Mi padre era el prototipo del hombre hecho a sí mismo. Procedente de una familia humilde de Linares, dejó pronto los estudios y empezó a buscarse la vida como camionero al principio, para posteriormente pasar a viajar con su motillo por diversos pueblos de Jaén y cercanías llevando muestrarios de artículos varios para las tiendas, lo que antes se llamaba «agente comercial». Pronto acabó centrándose en el calzado, y ya casado con mi madre, recaló en la Costa del Sol a finales de los 50 donde acabaron instalándose. Siempre comentaba de anécdota que al ver a un compañero suyo de gremio cuyo nombre no recuerdo le dijo al volver de una de sus primeras visitas a Torremolinos: «¿Sabes qué? Que te equivocas si piensas que hemos de emigrar a Alemania para ganarnos la vida. Acabo de venir de la Costa del Sol ¡Y ALEMANIA ESTÁ AQUÍ!» Aquí en Málaga hemos nacido los cuatro hermanos, primero residiendo en un modesto pisito de alquiler en calle Mármoles para luego pasar a uno igual de modesto pero ya en propiedad en la barriada de Ciudad Jardín, y después ascender a lo que nosotros considerábamos el colmo de la prosperidad con nuestros dos pisos unidos en la entonces novísima Barriada de La Paz (luego ya nos trasladamos a Torremolinos, más cerca de «La Toscana», la tienda que montó mi padre).
Pepe Ojeda era genio y figura. Estaba dotado de una energía única y un sentido muy singular de exprimir la vida hasta el límite.

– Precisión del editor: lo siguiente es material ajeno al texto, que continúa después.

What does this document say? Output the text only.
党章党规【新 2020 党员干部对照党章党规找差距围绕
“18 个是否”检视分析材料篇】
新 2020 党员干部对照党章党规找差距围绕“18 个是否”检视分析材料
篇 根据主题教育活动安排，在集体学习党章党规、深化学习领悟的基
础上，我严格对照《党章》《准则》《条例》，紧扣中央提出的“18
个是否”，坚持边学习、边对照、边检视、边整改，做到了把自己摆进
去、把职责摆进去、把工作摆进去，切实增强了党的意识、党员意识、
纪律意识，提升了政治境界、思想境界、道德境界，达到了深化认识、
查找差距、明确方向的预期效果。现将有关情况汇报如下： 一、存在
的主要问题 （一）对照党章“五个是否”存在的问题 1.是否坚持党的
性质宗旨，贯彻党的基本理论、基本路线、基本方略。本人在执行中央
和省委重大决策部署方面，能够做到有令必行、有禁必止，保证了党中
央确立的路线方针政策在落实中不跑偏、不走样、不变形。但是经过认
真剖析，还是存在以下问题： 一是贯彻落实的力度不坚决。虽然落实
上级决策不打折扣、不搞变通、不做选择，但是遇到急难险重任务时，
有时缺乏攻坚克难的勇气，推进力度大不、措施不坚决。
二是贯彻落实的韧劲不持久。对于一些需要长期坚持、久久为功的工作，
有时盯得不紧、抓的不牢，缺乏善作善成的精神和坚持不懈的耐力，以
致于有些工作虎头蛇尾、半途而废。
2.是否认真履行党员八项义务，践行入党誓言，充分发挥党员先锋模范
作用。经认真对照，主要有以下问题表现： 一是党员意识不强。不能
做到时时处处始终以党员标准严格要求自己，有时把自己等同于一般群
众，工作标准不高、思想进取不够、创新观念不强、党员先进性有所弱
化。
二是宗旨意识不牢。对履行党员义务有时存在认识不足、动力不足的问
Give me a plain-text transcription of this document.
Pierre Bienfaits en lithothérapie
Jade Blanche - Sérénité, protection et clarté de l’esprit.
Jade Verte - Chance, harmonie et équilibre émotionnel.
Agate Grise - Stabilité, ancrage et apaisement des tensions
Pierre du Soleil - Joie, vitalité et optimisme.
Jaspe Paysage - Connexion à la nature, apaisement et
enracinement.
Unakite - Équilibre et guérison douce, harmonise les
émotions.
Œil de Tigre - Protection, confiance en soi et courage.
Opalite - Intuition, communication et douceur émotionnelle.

Festero hasta la médula, extravagante porque sí, imprudente, con un genio terrible a veces, dotado de un sentido del humor salvaje y trabajador («tienes que hacer lo que te gusta porque así nunca jamás te va a parecer que trabajas, estás disfrutando») hasta extremos increíbles. También honradísimo y con un estricto sentido de la justicia, pero al mismo tiempo sentimental y zalamero como pocas personas que yo haya conocido, no en vano obligaba a sus hijos a darle «gritos de cariño» en público a nuestra madre, preferiblemente si había desconocidos que la pudiesen avergonzar. Capaz de vestir con chilaba durante un par de años porque había leído en no sé qué libro que muchísimos árabes no habían sido expulsados de Andalucía, sino que se quedaron. Y de cenar mazorcas de maíz (y obligar a sus sufridos vástagos a hacer lo mismo) durante otros dos porque ese era su «tema» gastronómico de entonces. Los actuales «temas» del hombre no eran menos chocantes: medio kilo de boquerones crudos al día, pantalones y camisas de colores chillones para sorprender en «reuniones de viejos» como él decía y adulaciones varias a cualquier señora que le pareciese de buen ver. Sin sentido del ridículo, así era mi padre.

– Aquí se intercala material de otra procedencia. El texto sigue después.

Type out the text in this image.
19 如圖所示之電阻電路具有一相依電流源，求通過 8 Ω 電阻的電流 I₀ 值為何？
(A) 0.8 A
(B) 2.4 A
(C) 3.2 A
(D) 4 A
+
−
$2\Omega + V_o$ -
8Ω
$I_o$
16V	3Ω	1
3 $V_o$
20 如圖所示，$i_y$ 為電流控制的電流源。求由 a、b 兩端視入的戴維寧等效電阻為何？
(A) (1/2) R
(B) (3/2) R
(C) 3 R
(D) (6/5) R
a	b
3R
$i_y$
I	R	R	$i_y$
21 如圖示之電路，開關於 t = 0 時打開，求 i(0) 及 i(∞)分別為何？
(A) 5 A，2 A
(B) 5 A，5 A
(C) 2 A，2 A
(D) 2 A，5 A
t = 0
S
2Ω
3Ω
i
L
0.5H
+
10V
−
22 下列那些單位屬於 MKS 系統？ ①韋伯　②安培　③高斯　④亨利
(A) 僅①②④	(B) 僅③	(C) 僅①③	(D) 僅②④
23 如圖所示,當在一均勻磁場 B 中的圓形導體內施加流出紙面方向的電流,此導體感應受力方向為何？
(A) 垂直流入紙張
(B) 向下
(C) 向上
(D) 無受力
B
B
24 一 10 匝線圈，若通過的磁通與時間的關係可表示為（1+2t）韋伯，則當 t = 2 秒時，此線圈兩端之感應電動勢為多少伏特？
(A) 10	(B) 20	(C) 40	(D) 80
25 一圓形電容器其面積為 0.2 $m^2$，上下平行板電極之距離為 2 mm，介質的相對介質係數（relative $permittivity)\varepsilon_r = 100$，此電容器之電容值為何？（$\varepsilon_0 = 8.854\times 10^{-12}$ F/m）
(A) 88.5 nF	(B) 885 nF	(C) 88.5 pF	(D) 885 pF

Siempre sin embargo tuvo una penita muy grande dentro y es que jamás se sintió apreciado por su padre. Mi abuelo era un hombre sumamente recto y chocaba frontalmente con él, lo consideraba prácticamente como un inútil o eso le hacía ver, ya se sabe que en estos asuntos las cosas van por dentro. Mas este no ha sido el caso con tus hijos, papi, te has ido pero nos has dicho todo lo que nos querías en repetidísimas ocasiones, hasta la extenuación casi, y gracias a dios a mí y a mis hermanos nos ha dado tiempo a decirte también lo mucho que te queremos. Pero nos has engañado, decías que «morirte no entraba en tus planes» y has cambiado de idea.
(Para José Miguel Ojeda Estrada, fallecido el 29 de septiembre del 2015).